The basic algorithm would be:

Open input file
Open output file
Set flag to false
Set pre-read offset to 0
While more input:
- Read a first input line
- Save current input file offset as post-read offset
- Seek input file to offset 0
- While current input file offset is less than pre-read offset:
  - Read a second input line
  - If first input line equals second input line:
    - Set flag to true
    - Break
- If flag is false:
  - Write first input line to output file
- Set flag to false
- Seek input file to post-read offset
- Set pre-read offset to post-read offset

This is, of course, extremely time-inefficient, but it's about as memory-efficient as you can get.

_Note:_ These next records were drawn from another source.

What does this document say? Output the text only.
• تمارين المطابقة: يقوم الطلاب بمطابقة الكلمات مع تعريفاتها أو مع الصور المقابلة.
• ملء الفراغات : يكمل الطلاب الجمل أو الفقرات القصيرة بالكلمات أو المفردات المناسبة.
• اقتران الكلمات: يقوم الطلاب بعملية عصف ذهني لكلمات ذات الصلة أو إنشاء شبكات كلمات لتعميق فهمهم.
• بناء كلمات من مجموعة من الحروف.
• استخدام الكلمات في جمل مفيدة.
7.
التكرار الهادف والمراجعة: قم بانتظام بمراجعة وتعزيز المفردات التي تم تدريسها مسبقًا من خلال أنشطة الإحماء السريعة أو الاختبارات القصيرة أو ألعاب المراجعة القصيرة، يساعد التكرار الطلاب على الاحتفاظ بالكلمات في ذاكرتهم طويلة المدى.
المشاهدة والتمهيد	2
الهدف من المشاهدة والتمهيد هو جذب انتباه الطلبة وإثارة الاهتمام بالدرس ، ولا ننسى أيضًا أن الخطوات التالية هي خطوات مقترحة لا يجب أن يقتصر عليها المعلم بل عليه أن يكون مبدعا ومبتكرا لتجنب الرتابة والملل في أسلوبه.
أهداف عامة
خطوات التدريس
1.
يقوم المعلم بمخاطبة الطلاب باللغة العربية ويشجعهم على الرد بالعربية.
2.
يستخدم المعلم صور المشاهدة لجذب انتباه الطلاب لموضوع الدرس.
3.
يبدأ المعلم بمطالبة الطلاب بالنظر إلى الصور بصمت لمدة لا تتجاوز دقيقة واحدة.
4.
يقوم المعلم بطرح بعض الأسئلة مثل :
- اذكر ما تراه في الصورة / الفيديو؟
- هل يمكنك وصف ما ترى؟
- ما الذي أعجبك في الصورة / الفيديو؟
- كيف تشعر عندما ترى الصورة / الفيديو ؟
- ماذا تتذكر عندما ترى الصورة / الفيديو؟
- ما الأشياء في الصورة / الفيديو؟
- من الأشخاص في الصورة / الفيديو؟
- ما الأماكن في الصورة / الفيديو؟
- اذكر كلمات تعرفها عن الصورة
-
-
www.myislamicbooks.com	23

Possible C implementation:

std::ifstream input(inputFilePath);
std::ofstream output(outputFilePath);

std::streamoff offset_before = 0;
std::streamoff offset_after = 0;
bool found_dupe = false;

std::string line1;
while (std::getline(input, line1)) {
    offset_after = input.tellg();

    input.seekg(0);
    std::string line2;
    while (input.tellg() < offset_before && std::getline(input, line2)) {
        if (line1 == line2) {
            found_dupe = true;
            break;
        }
    }

    if (!found_dupe) {
        output << line1 << '\n';
    }

    found_dupe = false;
    input.seekg(offset_after);
    offset_before = offset_after;
}

Live Demo

CodePudding user response：

I think you could implement this without allocating any additional RAM, if you're allowed to modify the input file:

Do an in-place alphabetical sort of lines in the input-file (there are algorithms that can do this efficiently, perhaps using mmap() to access the file's contents as if it was in RAM; although it will be much easier to implement the sort if your input file's text-lines are all the same length)
Once the contents of the file has been sorted, you can do a single linear pass through the sorted data, and only output lines that differ from their predecessor.